Why should I subsidize opera?



Perhaps I should first make clear that I like opera and have attended many live performances over the years. But in pondering the question, why confine ourselves to opera? How about symphony orchestras, string quartets (hate those), classical theatre, and any other art form which can’t survive without subsidy.


We could argue that the arts have always been subsidized in some way; the Catholic church and its prelates have always been big buyers of art. Michelangelo lived on church money.

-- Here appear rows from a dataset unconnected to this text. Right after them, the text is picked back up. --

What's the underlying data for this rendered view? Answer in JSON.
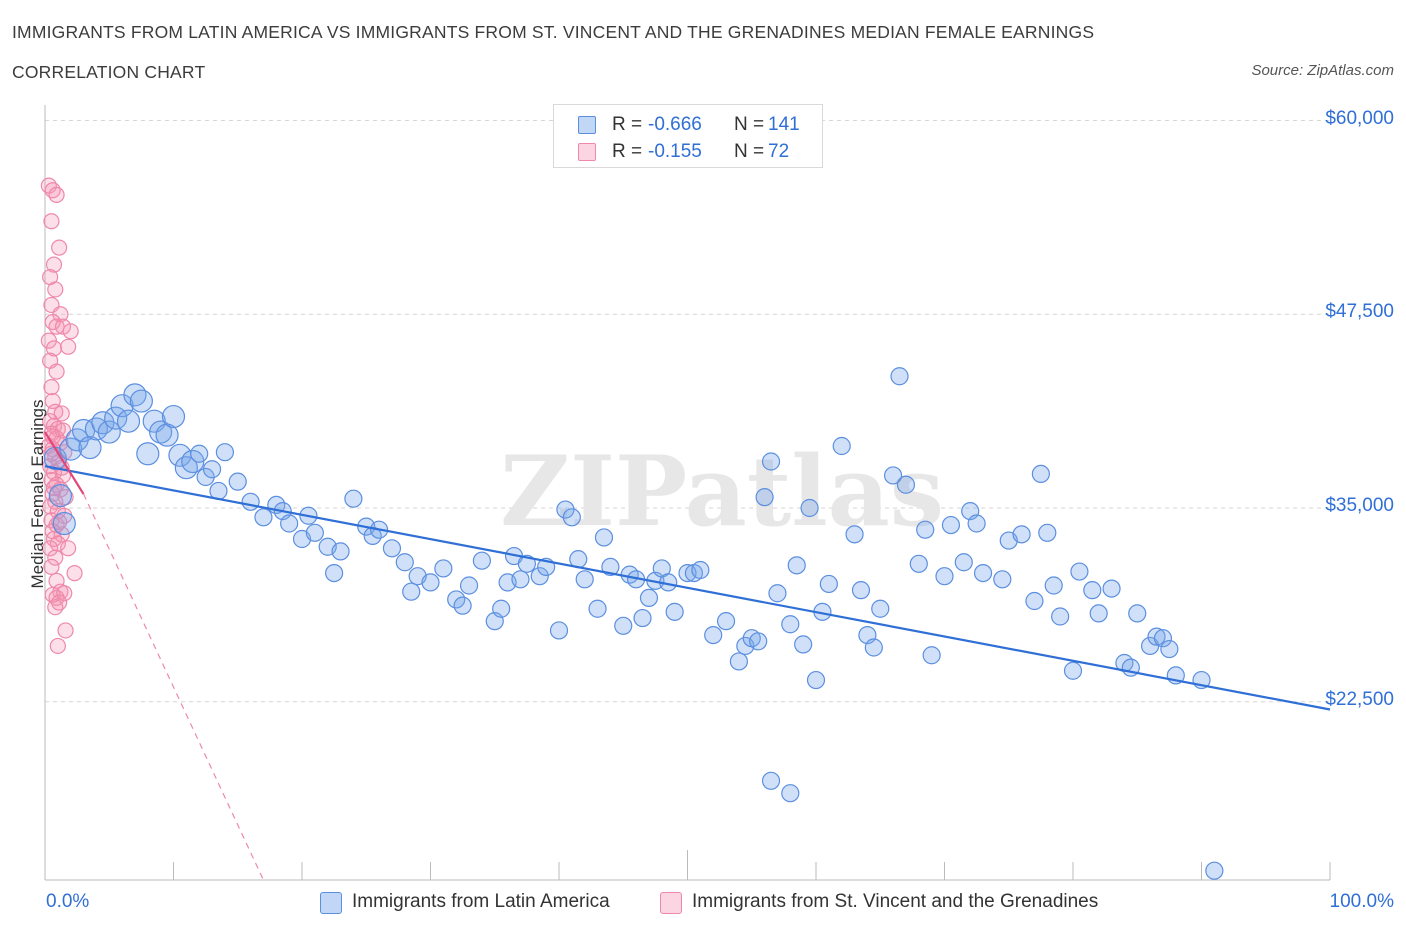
{
  "header": {
    "title": "IMMIGRANTS FROM LATIN AMERICA VS IMMIGRANTS FROM ST. VINCENT AND THE GRENADINES MEDIAN FEMALE EARNINGS",
    "subtitle": "CORRELATION CHART",
    "source": "Source: ZipAtlas.com"
  },
  "legend": {
    "rows": [
      {
        "r_label": "R =",
        "r_value": "-0.666",
        "n_label": "N =",
        "n_value": "141"
      },
      {
        "r_label": "R =",
        "r_value": "-0.155",
        "n_label": "N =",
        "n_value": "72"
      }
    ]
  },
  "bottom_legend": [
    {
      "label": "Immigrants from Latin America"
    },
    {
      "label": "Immigrants from St. Vincent and the Grenadines"
    }
  ],
  "axes": {
    "ylabel": "Median Female Earnings",
    "x_min_label": "0.0%",
    "x_max_label": "100.0%",
    "y_ticks": [
      "$60,000",
      "$47,500",
      "$35,000",
      "$22,500"
    ]
  },
  "watermark": "ZIPatlas",
  "colors": {
    "blue": "#2f6fd6",
    "blue_fill": "rgba(120,165,235,0.35)",
    "blue_stroke": "#5b8fe0",
    "pink": "#e0467a",
    "pink_fill": "rgba(245,150,180,0.30)",
    "pink_stroke": "#ef88aa"
  },
  "chart_data": {
    "type": "scatter",
    "xlim": [
      0,
      100
    ],
    "ylim": [
      11000,
      61000
    ],
    "y_tick_values": [
      60000,
      47500,
      35000,
      22500
    ],
    "series": [
      {
        "name": "Immigrants from Latin America",
        "R": -0.666,
        "N": 141,
        "trend": {
          "x0": 0,
          "y0": 37700,
          "x1": 100,
          "y1": 22000
        },
        "points": [
          [
            0.8,
            38200
          ],
          [
            1.2,
            35800
          ],
          [
            1.5,
            34000
          ],
          [
            2.0,
            38800
          ],
          [
            2.5,
            39400
          ],
          [
            3.0,
            40000
          ],
          [
            3.5,
            38900
          ],
          [
            4.0,
            40100
          ],
          [
            4.5,
            40500
          ],
          [
            5.0,
            39900
          ],
          [
            5.5,
            40800
          ],
          [
            6.0,
            41600
          ],
          [
            6.5,
            40600
          ],
          [
            7.0,
            42300
          ],
          [
            7.5,
            41900
          ],
          [
            8.0,
            38500
          ],
          [
            8.5,
            40600
          ],
          [
            9.0,
            39900
          ],
          [
            9.5,
            39700
          ],
          [
            10.0,
            40900
          ],
          [
            10.5,
            38400
          ],
          [
            11.0,
            37600
          ],
          [
            11.5,
            38000
          ],
          [
            12.0,
            38500
          ],
          [
            12.5,
            37000
          ],
          [
            13.0,
            37500
          ],
          [
            13.5,
            36100
          ],
          [
            14.0,
            38600
          ],
          [
            15.0,
            36700
          ],
          [
            16.0,
            35400
          ],
          [
            17.0,
            34400
          ],
          [
            18.0,
            35200
          ],
          [
            18.5,
            34800
          ],
          [
            19.0,
            34000
          ],
          [
            20.0,
            33000
          ],
          [
            20.5,
            34500
          ],
          [
            21.0,
            33400
          ],
          [
            22.0,
            32500
          ],
          [
            22.5,
            30800
          ],
          [
            23.0,
            32200
          ],
          [
            24.0,
            35600
          ],
          [
            25.0,
            33800
          ],
          [
            25.5,
            33200
          ],
          [
            26.0,
            33600
          ],
          [
            27.0,
            32400
          ],
          [
            28.0,
            31500
          ],
          [
            28.5,
            29600
          ],
          [
            29.0,
            30600
          ],
          [
            30.0,
            30200
          ],
          [
            31.0,
            31100
          ],
          [
            32.0,
            29100
          ],
          [
            32.5,
            28700
          ],
          [
            33.0,
            30000
          ],
          [
            34.0,
            31600
          ],
          [
            35.0,
            27700
          ],
          [
            35.5,
            28500
          ],
          [
            36.0,
            30200
          ],
          [
            36.5,
            31900
          ],
          [
            37.0,
            30400
          ],
          [
            37.5,
            31400
          ],
          [
            38.5,
            30600
          ],
          [
            39.0,
            31200
          ],
          [
            40.0,
            27100
          ],
          [
            40.5,
            34900
          ],
          [
            41.0,
            34400
          ],
          [
            41.5,
            31700
          ],
          [
            42.0,
            30400
          ],
          [
            43.0,
            28500
          ],
          [
            43.5,
            33100
          ],
          [
            44.0,
            31200
          ],
          [
            45.0,
            27400
          ],
          [
            45.5,
            30700
          ],
          [
            46.0,
            30400
          ],
          [
            46.5,
            27900
          ],
          [
            47.0,
            29200
          ],
          [
            47.5,
            30300
          ],
          [
            48.0,
            31100
          ],
          [
            48.5,
            30200
          ],
          [
            49.0,
            28300
          ],
          [
            50.0,
            30800
          ],
          [
            50.5,
            30800
          ],
          [
            51.0,
            31000
          ],
          [
            52.0,
            26800
          ],
          [
            53.0,
            27700
          ],
          [
            54.0,
            25100
          ],
          [
            54.5,
            26100
          ],
          [
            55.0,
            26600
          ],
          [
            55.5,
            26400
          ],
          [
            56.0,
            35700
          ],
          [
            56.5,
            38000
          ],
          [
            57.0,
            29500
          ],
          [
            58.0,
            27500
          ],
          [
            58.5,
            31300
          ],
          [
            59.0,
            26200
          ],
          [
            59.5,
            35000
          ],
          [
            60.0,
            23900
          ],
          [
            60.5,
            28300
          ],
          [
            61.0,
            30100
          ],
          [
            62.0,
            39000
          ],
          [
            63.0,
            33300
          ],
          [
            63.5,
            29700
          ],
          [
            64.0,
            26800
          ],
          [
            64.5,
            26000
          ],
          [
            65.0,
            28500
          ],
          [
            66.0,
            37100
          ],
          [
            66.5,
            43500
          ],
          [
            67.0,
            36500
          ],
          [
            68.0,
            31400
          ],
          [
            68.5,
            33600
          ],
          [
            69.0,
            25500
          ],
          [
            70.0,
            30600
          ],
          [
            70.5,
            33900
          ],
          [
            71.5,
            31500
          ],
          [
            72.0,
            34800
          ],
          [
            72.5,
            34000
          ],
          [
            73.0,
            30800
          ],
          [
            74.5,
            30400
          ],
          [
            75.0,
            32900
          ],
          [
            76.0,
            33300
          ],
          [
            77.0,
            29000
          ],
          [
            77.5,
            37200
          ],
          [
            78.0,
            33400
          ],
          [
            78.5,
            30000
          ],
          [
            79.0,
            28000
          ],
          [
            80.0,
            24500
          ],
          [
            80.5,
            30900
          ],
          [
            81.5,
            29700
          ],
          [
            82.0,
            28200
          ],
          [
            83.0,
            29800
          ],
          [
            84.0,
            25000
          ],
          [
            84.5,
            24700
          ],
          [
            85.0,
            28200
          ],
          [
            86.0,
            26100
          ],
          [
            86.5,
            26700
          ],
          [
            87.0,
            26600
          ],
          [
            87.5,
            25900
          ],
          [
            88.0,
            24200
          ],
          [
            90.0,
            23900
          ],
          [
            56.5,
            17400
          ],
          [
            58.0,
            16600
          ],
          [
            91.0,
            11600
          ]
        ]
      },
      {
        "name": "Immigrants from St. Vincent and the Grenadines",
        "R": -0.155,
        "N": 72,
        "trend_solid": {
          "x0": 0,
          "y0": 39900,
          "x1": 3,
          "y1": 35900
        },
        "trend_dashed": {
          "x0": 3,
          "y0": 35900,
          "x1": 17,
          "y1": 11000
        },
        "points": [
          [
            0.3,
            55800
          ],
          [
            0.6,
            55500
          ],
          [
            0.9,
            55200
          ],
          [
            0.5,
            53500
          ],
          [
            1.1,
            51800
          ],
          [
            0.7,
            50700
          ],
          [
            0.4,
            49900
          ],
          [
            0.8,
            49100
          ],
          [
            0.5,
            48100
          ],
          [
            1.2,
            47500
          ],
          [
            0.6,
            47000
          ],
          [
            0.9,
            46700
          ],
          [
            1.4,
            46700
          ],
          [
            2.0,
            46400
          ],
          [
            0.3,
            45800
          ],
          [
            0.7,
            45300
          ],
          [
            1.8,
            45400
          ],
          [
            0.4,
            44500
          ],
          [
            0.9,
            43800
          ],
          [
            0.5,
            42800
          ],
          [
            0.6,
            41900
          ],
          [
            0.8,
            41200
          ],
          [
            1.3,
            41100
          ],
          [
            0.4,
            40600
          ],
          [
            0.7,
            40300
          ],
          [
            1.0,
            40100
          ],
          [
            0.5,
            39800
          ],
          [
            0.9,
            39500
          ],
          [
            1.2,
            39200
          ],
          [
            0.3,
            39000
          ],
          [
            0.6,
            38800
          ],
          [
            1.5,
            38600
          ],
          [
            0.8,
            38300
          ],
          [
            1.1,
            38000
          ],
          [
            0.4,
            37700
          ],
          [
            0.7,
            37300
          ],
          [
            1.4,
            37100
          ],
          [
            0.5,
            36800
          ],
          [
            0.9,
            36500
          ],
          [
            1.2,
            36200
          ],
          [
            0.6,
            35900
          ],
          [
            1.6,
            35700
          ],
          [
            0.8,
            35400
          ],
          [
            0.4,
            35100
          ],
          [
            1.0,
            34800
          ],
          [
            1.5,
            34500
          ],
          [
            0.5,
            34200
          ],
          [
            0.9,
            33900
          ],
          [
            0.6,
            33500
          ],
          [
            1.3,
            33300
          ],
          [
            0.7,
            33000
          ],
          [
            1.0,
            32700
          ],
          [
            0.4,
            32400
          ],
          [
            1.8,
            32400
          ],
          [
            0.8,
            31800
          ],
          [
            0.5,
            31200
          ],
          [
            2.3,
            30800
          ],
          [
            0.9,
            30300
          ],
          [
            1.2,
            29600
          ],
          [
            0.6,
            29400
          ],
          [
            0.9,
            29200
          ],
          [
            1.5,
            29500
          ],
          [
            1.1,
            28900
          ],
          [
            0.8,
            28600
          ],
          [
            1.6,
            27100
          ],
          [
            1.0,
            26100
          ],
          [
            0.5,
            38500
          ],
          [
            1.4,
            40000
          ],
          [
            0.7,
            36300
          ],
          [
            1.1,
            34100
          ],
          [
            0.6,
            39600
          ],
          [
            1.3,
            37600
          ]
        ]
      }
    ]
  }
}
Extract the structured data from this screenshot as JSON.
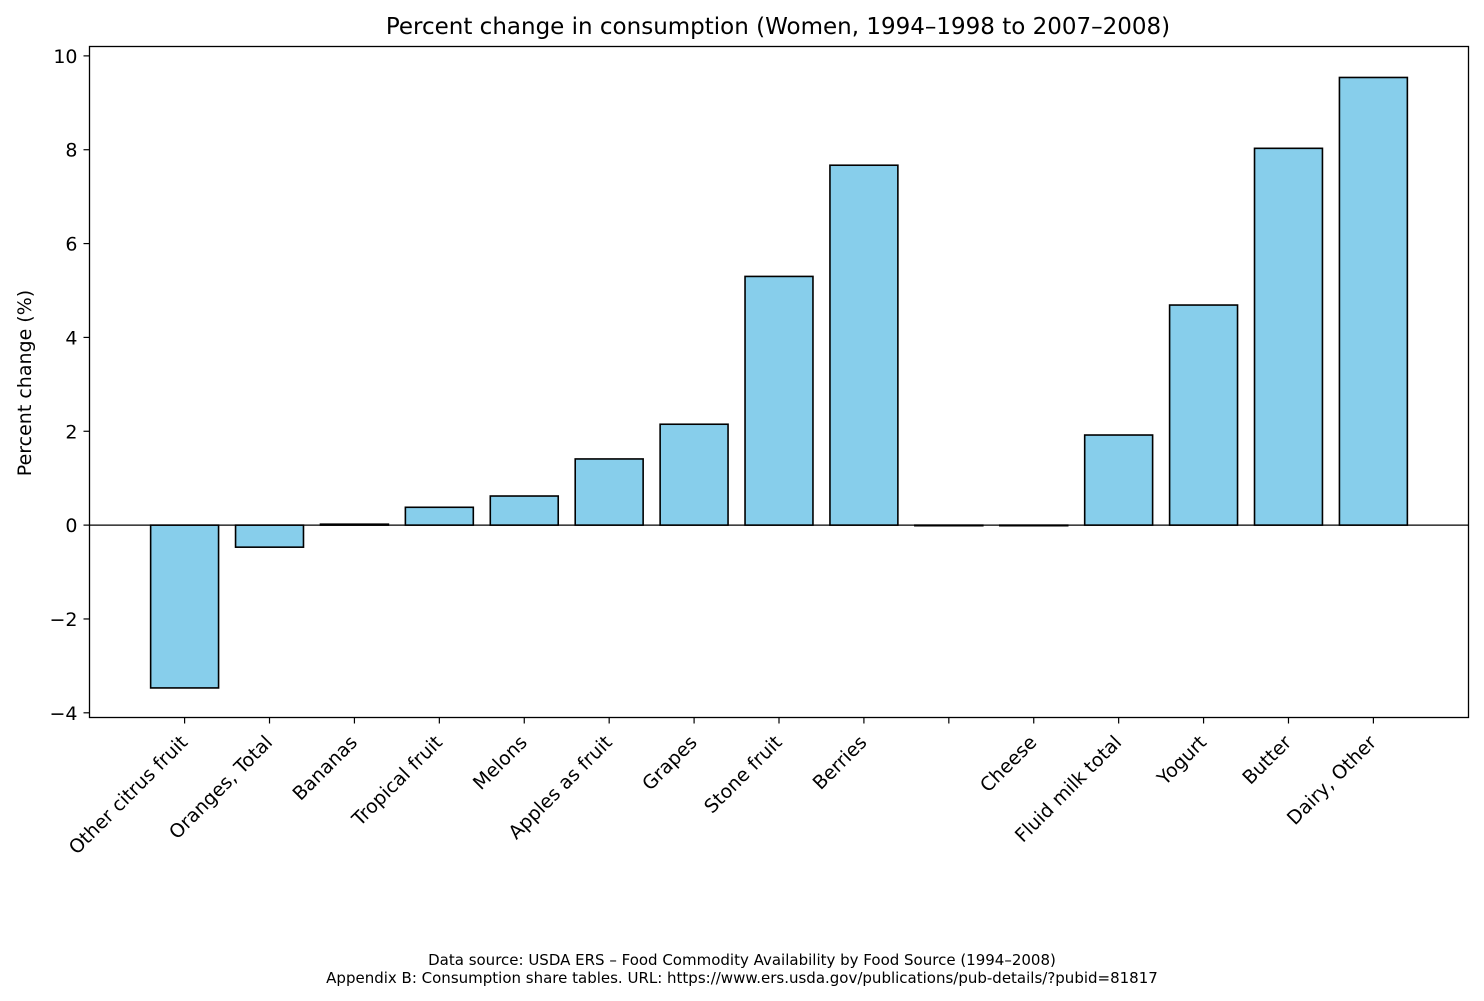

On the other hand many if not most artists have lived on the proceeds of their paintings and some have become wealthy. Rembrandt, the wonder of the age, was wealthy until he went out of fashion and became bankrupt. No one subsidized him and he produced some of his most moving self portraits when he was old and poor.


Most of our entertainment from sport to art to literature gets no public money but it can be said that without subsidy much art would be lost; The Phantom of the Opera, rock groups, Willie Nelson, would be fine but  Rigoletto and Hamlet would wither and perhaps die.


I can understand the thinking behind the calls for no subsidies for theatre and so on But have happily enjoyed the fruits of that subsidy when I have visited the Stratford Festival in Ontario or been overwhelmed by Götterdämmerung at Covent Garden.


But the question always in my mind is: Why should the millions subsidize the relative few who patronize what we patronizingly call the fine arts?


Posted by This style 10/6




David Hockney. Scene for The Rake's Progress by  Igor Stravinsky.

David Hockney is not subsidized as hit art has made him rich.